John Brumfield, 70, suffered from chronic lower back pain. He underwent a series of treatments before doctors implanted Medtronic’s SynchroMed II Infusion System. The device, which was implanted in Brumfield’s abdomen, is a programmable drug infusion system that delivers medication—in his case, hydromorphone. Several years later, Brumfield began to experience a recurrence of his back pain. His physician recommended replacement of the device’s pump, and Brumfield later underwent surgery. The physician’s surgical report noted that Brumfield’s pump was in a state of “motor stall.”
Brumfield sued Medtronic, Inc., and affiliated entities, alleging strict liability manufacturing defect and negligent manufacturing. The plaintiff also claimed that he was entitled to punitive damages. According to the lawsuit, the infusion device’s motor stalled as a direct result of the defendants’ defective manufacturing and violations of federal law. The plaintiff asserted that the defendants had not conformed to federal requirements when manufacturing the infusion device and cited FDA inspections and warnings to bolster his claims. The defense moved to dismiss, arguing, in part, that the plaintiff’s claims were expressly preempted by the MDAs and that the complaint did not contain a plausible claim entitling him to relief.
Denying in part, the district court noted that Class III medical devices like the SynchroMed II device must undergo extensive oversight and a rigorous premarket approval (PMA) process. The FDA may approve a device maker’s application and issue a PMA approval order based on a comprehensive description of the device’s components, ingredients, and properties, in addition to descriptions of its manufacturing methods, facilities, and processes. Once approved, a manufacturer may not make changes to a device unless FDA permission is obtained, the court said, adding that a device maker also must adhere to the FDA’s Current Good Manufacturing Practices (CGMP).

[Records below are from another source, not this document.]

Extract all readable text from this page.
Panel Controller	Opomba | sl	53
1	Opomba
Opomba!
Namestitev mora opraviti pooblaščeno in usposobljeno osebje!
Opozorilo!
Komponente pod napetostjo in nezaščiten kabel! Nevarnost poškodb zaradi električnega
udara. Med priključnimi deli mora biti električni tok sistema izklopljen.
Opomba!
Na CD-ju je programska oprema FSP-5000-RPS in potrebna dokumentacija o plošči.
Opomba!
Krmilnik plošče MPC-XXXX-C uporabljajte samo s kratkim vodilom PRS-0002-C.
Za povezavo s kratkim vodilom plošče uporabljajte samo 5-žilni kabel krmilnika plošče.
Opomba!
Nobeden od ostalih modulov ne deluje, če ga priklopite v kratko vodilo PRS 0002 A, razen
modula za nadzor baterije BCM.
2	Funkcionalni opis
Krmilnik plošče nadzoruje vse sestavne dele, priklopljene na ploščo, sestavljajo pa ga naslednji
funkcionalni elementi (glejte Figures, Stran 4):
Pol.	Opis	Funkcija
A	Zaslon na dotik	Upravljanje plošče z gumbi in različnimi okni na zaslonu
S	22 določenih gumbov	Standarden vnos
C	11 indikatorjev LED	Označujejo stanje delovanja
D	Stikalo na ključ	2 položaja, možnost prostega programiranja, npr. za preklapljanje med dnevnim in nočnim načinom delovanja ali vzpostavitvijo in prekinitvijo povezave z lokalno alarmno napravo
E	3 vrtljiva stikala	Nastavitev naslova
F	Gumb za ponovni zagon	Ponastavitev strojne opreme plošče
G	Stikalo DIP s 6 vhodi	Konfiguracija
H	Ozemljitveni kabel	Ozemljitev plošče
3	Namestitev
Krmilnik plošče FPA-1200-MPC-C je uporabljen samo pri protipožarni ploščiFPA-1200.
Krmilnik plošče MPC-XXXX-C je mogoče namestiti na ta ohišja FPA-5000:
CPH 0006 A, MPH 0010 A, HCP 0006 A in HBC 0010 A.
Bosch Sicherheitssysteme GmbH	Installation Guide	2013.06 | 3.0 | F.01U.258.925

The court also found that under §360k(a)(1) of the Federal Food, Drug, and Cosmetic Act, all state requirements different from or in addition to any requirement of the act are invalid. Citing case law, the court added that a two-step analysis must be used for determining whether a plaintiff’s claims are preempted. The first step determines whether the device at issue is subject to federal statutory requirements, and the second step considers whether the claims attempt to impose state safety and effectiveness requirements that are different from or in addition to federal requirements, the court said.
Applying these principles here, the court noted that each of the plaintiff’s claims is premised on his assertion that the defendants’ manufacturing practices deviated from the specifications set out in the PMA process and the CGMP regulations and that these deviations caused his device’s motor to stall, leading to his withdrawal symptoms and other injuries. Because the plaintiff’s claims are based on the PMA and CGMP requirements, the court found, his claims are not preempted. The court reasoned that liability based on a deviation from FDA-approved specifications or CGMP regulations does not impose requirements different from or in addition to federal law because those requirements apply to Class III device manufacturers.
Finally, the court also found that the plaintiff had alleged his claims with sufficient specificity to state a plausible claim. The complaint included specific allegations as to the infusion device and included its model and serial numbers as well as the alleged malfunction and its cause. This provided the defendants with adequate notice of the nature and scope of the plaintiff’s claims, the court said, noting that to hold otherwise would impose an impossible pleading standard on the plaintiff.
Consequently, the court held that dismissal of the manufacturing defect and negligent manufacturing claims was not warranted.
Citation: Brumfield v. Medtronic, Inc., 2021 WL 933869 (S.D. W. Va. Mar. 11, 2021).
Plaintiff counsel: AAJ members Robert V. Berthold Jr. and Robert V. Berthold III, both of Charleston, W. Va.; and AAJ member Ellen A. Presby, Dallas.